Scheming liberals think they have checkmated Republicans by charging them with crimes in state court in Atlanta and in Michigan. Scary terms like “unpardonable” littered the airwaves on the Sunday morning talk shows, misleading the public to think that President Trump cannot pardon crimes prosecuted in state court. This is more fake news by the Left. A conservative president in 2025 would have total power to pardon all who have been victimized by these politically motivated prosecutions, including those criminally charged in state court.

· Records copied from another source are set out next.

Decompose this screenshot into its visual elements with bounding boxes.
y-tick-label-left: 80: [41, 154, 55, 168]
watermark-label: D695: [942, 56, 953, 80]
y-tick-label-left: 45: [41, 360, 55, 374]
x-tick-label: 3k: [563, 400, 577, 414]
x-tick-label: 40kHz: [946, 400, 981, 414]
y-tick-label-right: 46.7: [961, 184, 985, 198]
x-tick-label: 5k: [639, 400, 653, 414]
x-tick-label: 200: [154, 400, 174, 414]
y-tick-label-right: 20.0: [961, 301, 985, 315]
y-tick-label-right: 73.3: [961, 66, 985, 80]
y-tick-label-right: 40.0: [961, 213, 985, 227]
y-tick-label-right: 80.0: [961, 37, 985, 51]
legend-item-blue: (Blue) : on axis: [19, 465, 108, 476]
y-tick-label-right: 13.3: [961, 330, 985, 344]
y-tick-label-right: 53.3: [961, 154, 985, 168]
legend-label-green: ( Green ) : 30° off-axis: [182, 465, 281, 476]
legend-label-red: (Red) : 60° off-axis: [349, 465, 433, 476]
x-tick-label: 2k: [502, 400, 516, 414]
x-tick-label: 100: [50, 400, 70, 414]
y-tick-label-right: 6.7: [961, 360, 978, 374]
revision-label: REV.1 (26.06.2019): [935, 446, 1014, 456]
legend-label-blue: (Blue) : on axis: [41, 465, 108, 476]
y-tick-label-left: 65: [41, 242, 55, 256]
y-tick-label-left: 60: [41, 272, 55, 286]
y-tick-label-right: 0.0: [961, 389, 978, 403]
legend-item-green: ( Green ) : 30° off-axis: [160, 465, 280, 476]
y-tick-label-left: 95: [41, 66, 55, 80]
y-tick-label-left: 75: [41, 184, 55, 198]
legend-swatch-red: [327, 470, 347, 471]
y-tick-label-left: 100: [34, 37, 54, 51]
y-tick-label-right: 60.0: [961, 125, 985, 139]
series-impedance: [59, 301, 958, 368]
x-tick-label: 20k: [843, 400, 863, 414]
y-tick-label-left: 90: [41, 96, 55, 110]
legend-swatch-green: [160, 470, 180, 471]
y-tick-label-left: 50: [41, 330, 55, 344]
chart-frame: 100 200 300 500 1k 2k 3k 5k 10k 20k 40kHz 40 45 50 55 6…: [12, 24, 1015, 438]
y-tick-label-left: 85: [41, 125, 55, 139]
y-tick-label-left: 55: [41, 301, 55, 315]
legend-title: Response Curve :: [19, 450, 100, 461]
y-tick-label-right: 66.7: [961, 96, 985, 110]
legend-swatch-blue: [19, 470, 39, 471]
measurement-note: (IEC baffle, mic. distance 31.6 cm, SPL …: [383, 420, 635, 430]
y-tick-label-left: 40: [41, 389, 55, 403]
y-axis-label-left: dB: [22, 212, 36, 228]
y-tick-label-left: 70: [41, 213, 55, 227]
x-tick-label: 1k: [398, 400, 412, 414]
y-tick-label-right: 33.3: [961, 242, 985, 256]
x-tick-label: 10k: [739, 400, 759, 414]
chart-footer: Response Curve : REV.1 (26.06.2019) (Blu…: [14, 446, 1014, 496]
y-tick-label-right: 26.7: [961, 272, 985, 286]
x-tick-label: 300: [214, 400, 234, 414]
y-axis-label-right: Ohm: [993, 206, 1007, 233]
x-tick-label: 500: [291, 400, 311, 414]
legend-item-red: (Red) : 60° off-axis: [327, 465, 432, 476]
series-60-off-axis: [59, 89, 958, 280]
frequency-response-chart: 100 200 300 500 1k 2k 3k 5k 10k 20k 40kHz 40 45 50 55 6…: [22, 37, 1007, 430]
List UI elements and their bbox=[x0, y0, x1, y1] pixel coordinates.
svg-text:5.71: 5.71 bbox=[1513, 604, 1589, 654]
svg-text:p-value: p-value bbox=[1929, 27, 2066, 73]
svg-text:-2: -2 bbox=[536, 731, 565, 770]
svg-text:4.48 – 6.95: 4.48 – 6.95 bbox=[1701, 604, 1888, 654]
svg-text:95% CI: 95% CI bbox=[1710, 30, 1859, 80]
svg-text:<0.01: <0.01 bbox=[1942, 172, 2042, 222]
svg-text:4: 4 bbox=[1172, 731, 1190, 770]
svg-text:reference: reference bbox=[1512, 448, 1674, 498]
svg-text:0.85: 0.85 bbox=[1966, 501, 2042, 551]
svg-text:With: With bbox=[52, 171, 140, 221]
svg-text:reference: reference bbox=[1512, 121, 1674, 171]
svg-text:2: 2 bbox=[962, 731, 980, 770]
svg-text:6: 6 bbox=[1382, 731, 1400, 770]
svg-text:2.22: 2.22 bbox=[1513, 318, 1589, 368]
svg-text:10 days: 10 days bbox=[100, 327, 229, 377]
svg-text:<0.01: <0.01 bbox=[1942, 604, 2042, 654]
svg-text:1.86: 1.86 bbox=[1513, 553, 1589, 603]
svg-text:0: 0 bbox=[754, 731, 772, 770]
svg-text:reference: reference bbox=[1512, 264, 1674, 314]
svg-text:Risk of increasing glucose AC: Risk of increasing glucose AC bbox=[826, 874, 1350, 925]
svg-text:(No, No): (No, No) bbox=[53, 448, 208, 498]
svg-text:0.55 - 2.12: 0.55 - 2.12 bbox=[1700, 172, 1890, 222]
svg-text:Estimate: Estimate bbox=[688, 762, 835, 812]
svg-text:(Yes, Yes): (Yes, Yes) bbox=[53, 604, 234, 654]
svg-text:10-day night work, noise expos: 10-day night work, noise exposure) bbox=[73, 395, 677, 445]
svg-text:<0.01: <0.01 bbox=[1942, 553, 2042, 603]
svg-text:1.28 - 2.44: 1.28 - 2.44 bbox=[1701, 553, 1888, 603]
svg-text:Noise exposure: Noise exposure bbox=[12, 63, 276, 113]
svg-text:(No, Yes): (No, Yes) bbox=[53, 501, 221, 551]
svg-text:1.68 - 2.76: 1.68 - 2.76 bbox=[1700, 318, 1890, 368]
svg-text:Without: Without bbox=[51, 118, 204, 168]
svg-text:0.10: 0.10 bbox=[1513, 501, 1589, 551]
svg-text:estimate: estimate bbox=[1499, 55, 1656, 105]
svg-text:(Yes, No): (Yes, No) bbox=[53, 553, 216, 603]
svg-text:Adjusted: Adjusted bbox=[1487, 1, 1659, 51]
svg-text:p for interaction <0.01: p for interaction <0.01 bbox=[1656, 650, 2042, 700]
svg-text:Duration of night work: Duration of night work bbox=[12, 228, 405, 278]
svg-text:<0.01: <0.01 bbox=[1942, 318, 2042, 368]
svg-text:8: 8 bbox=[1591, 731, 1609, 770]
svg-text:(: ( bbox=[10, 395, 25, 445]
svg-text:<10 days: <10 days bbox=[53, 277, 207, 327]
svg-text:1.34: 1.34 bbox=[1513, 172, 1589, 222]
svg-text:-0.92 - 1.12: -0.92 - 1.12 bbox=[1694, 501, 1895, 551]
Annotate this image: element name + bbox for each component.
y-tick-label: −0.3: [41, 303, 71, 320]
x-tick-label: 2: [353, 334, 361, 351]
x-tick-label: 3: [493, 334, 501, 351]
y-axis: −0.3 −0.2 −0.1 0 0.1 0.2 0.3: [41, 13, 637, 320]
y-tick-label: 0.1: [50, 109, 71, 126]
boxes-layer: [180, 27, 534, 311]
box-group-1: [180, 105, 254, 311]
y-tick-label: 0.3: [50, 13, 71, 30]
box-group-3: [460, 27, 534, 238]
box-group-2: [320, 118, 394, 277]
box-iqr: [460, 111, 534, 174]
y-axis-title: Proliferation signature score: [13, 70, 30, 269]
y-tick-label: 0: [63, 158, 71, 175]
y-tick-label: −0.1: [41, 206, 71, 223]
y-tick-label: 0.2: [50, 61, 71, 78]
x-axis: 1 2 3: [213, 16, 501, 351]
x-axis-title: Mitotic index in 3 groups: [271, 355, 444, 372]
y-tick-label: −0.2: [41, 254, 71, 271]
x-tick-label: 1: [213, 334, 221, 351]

Many presidential pardons over more than two centuries have fully protected the recipients against “all prosecutions and judicial proceedings,” as President Washington broadly stated in his first pardon in 1797. No one credibly doubted then or now that a presidential pardon protects against state court prosecutions.
The text of the Constitution and decisions by the Supreme Court support a broad pardon power as a prerogative exclusive to the president. The Supreme Court has repeatedly held that “pardon and commutation decisions have not traditionally been the business of courts; as such, they are rarely, if ever, appropriate subjects for judicial review.”
It will be up to the president, not the courts, whom to pardon. Chief Justice Rehnquist explained on behalf of the Supreme Court that “the clemency and pardon power is committed, as is our tradition, to the authority of the executive.” The Pardon Clause is set forth in Article II, Section 2, Clause 1 of the Constitution, and applies to all “Offenses against the United States.” All of the election integrity conduct by Republicans is viewed by Trump-haters as an offense against federal elections, and thus the conduct is pardonable regardless of where charges are filed.
Any candidate for office who uses the line that the president cannot pardon in state cases as an excuse not to commit to pardoning Trump and other targeted Republicans is a liar. We need a president who understands the proper role of the presidential pardoning power as a tool to right injustices in our judicial system.